Jerusalem Story is a website launched in June of 2022 with the stated goal of informing the English speaking public about Palestinian life in Jerusalem.

== Publications ==
The ACRPS publishes books and three Arabic academic periodicals, Omran, Tabayyun and Siyasat Arabia. Printed book titles include: The Sectarian Question and the Problem of Minorities by Burhan Ghalioun, Reflections on the Meaning of Palestine by Alain Gresh, Stay Human by Vittorio Arrigoni, and Civil Society by Azmi Bishara. Omran and Tabayyun are quarterly peer-reviewed journals, the former focused on the social sciences and the humanities more broadly, and the latter on thought, philosophy and cultural and literary criticism.
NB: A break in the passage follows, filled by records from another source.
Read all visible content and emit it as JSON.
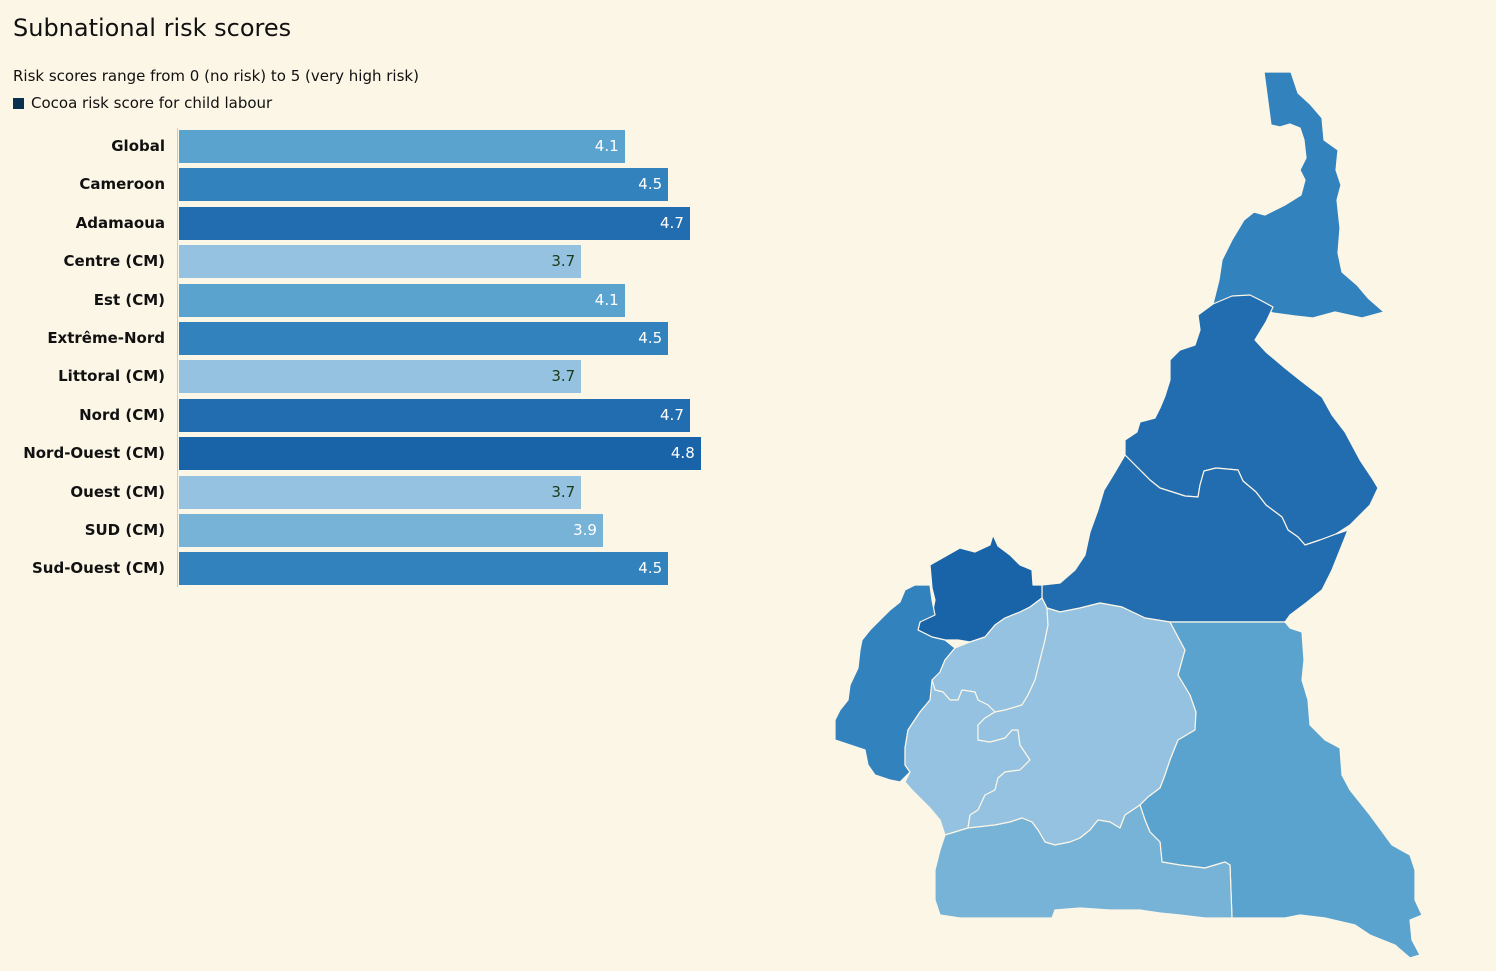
{
  "header": {
    "title": "Subnational risk scores",
    "subtitle": "Risk scores range from 0 (no risk) to 5 (very high risk)",
    "legend_label": "Cocoa risk score for child labour",
    "legend_color": "#08304f"
  },
  "chart_data": [
    {
      "type": "bar",
      "orientation": "horizontal",
      "title": "Subnational risk scores",
      "subtitle": "Risk scores range from 0 (no risk) to 5 (very high risk)",
      "legend": [
        "Cocoa risk score for child labour"
      ],
      "categories": [
        "Global",
        "Cameroon",
        "Adamaoua",
        "Centre (CM)",
        "Est (CM)",
        "Extrême-Nord",
        "Littoral (CM)",
        "Nord (CM)",
        "Nord-Ouest (CM)",
        "Ouest (CM)",
        "SUD (CM)",
        "Sud-Ouest (CM)"
      ],
      "values": [
        4.1,
        4.5,
        4.7,
        3.7,
        4.1,
        4.5,
        3.7,
        4.7,
        4.8,
        3.7,
        3.9,
        4.5
      ],
      "xlim": [
        0,
        5
      ],
      "grid": false,
      "data_labels": true
    },
    {
      "type": "heatmap",
      "subtype": "choropleth",
      "region": "Cameroon",
      "regions": [
        "Extrême-Nord",
        "Nord",
        "Adamaoua",
        "Nord-Ouest",
        "Sud-Ouest",
        "Ouest",
        "Littoral",
        "Centre",
        "Est",
        "Sud"
      ],
      "values": [
        4.5,
        4.7,
        4.7,
        4.8,
        4.5,
        3.7,
        3.7,
        3.7,
        4.1,
        3.9
      ]
    }
  ],
  "bars": [
    {
      "label": "Global",
      "value": 4.1,
      "display": "4.1",
      "color": "#5ba3cf",
      "text_color": "#ffffff"
    },
    {
      "label": "Cameroon",
      "value": 4.5,
      "display": "4.5",
      "color": "#3282be",
      "text_color": "#ffffff"
    },
    {
      "label": "Adamaoua",
      "value": 4.7,
      "display": "4.7",
      "color": "#216db0",
      "text_color": "#ffffff"
    },
    {
      "label": "Centre (CM)",
      "value": 3.7,
      "display": "3.7",
      "color": "#94c2e0",
      "text_color": "#1a3a1a"
    },
    {
      "label": "Est (CM)",
      "value": 4.1,
      "display": "4.1",
      "color": "#5ba3cf",
      "text_color": "#ffffff"
    },
    {
      "label": "Extrême-Nord",
      "value": 4.5,
      "display": "4.5",
      "color": "#3282be",
      "text_color": "#ffffff"
    },
    {
      "label": "Littoral (CM)",
      "value": 3.7,
      "display": "3.7",
      "color": "#94c2e0",
      "text_color": "#1a3a1a"
    },
    {
      "label": "Nord (CM)",
      "value": 4.7,
      "display": "4.7",
      "color": "#216db0",
      "text_color": "#ffffff"
    },
    {
      "label": "Nord-Ouest (CM)",
      "value": 4.8,
      "display": "4.8",
      "color": "#1963a9",
      "text_color": "#ffffff"
    },
    {
      "label": "Ouest (CM)",
      "value": 3.7,
      "display": "3.7",
      "color": "#94c2e0",
      "text_color": "#1a3a1a"
    },
    {
      "label": "SUD (CM)",
      "value": 3.9,
      "display": "3.9",
      "color": "#77b2d7",
      "text_color": "#ffffff"
    },
    {
      "label": "Sud-Ouest (CM)",
      "value": 4.5,
      "display": "4.5",
      "color": "#3282be",
      "text_color": "#ffffff"
    }
  ],
  "map": {
    "regions": [
      {
        "name": "Extrême-Nord",
        "color": "#3282be"
      },
      {
        "name": "Nord",
        "color": "#216db0"
      },
      {
        "name": "Adamaoua",
        "color": "#216db0"
      },
      {
        "name": "Nord-Ouest",
        "color": "#1963a9"
      },
      {
        "name": "Sud-Ouest",
        "color": "#3282be"
      },
      {
        "name": "Ouest",
        "color": "#94c2e0"
      },
      {
        "name": "Littoral",
        "color": "#94c2e0"
      },
      {
        "name": "Centre",
        "color": "#94c2e0"
      },
      {
        "name": "Est",
        "color": "#5ba3cf"
      },
      {
        "name": "Sud",
        "color": "#77b2d7"
      }
    ]
  }
}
Siyasat Arabia is published bi-monthly and is focused on political science, international relations and policy studies. It aims to make such analyses accessible to non-specialist audiences and contribute to public debate in Arab countries. Its contributions are primarily written by the ACRPS Policy Analysis Unit.

In addition a number of publications are made available electronically on the ACRPS website. These include select works from Omran and Tabayyun, policy analyses, case analyses, book reviews, assessment reports, and commentaries.

== Events and conferences ==
The ACRPS organizes two annual conferences which attract Arab researchers from across the region.
The Annual Conference on the Social Sciences and Humanities is generally held every March and addresses two research themes. Past themes were: “From Hampered Growth to Sustainable Development: Which Socio-economic Policies for Arab Countries?” and “Identity and Language in the Arab Homeland” (2012); and "The Dialectic of Social Integration and the Building of Nation and State in the Arab Homeland" and the "Definition of Justice in the Arab Homeland today" (2013).

The Annual Conference of Strategic and Policy Studies Research Centers in the Arab world brings together centers of research, policy studies, and strategic analysis in the Arab region. It is normally held in December of each year. Past themes of this conference were: “The Arab revolutions and geostrategic changes” (2012) and “The Cause of Palestine and the Future of the Palestinian National Movement” (2013).

In addition to the Annual Conferences, the ACRPS holds other conferences, symposia and lectures on various topics.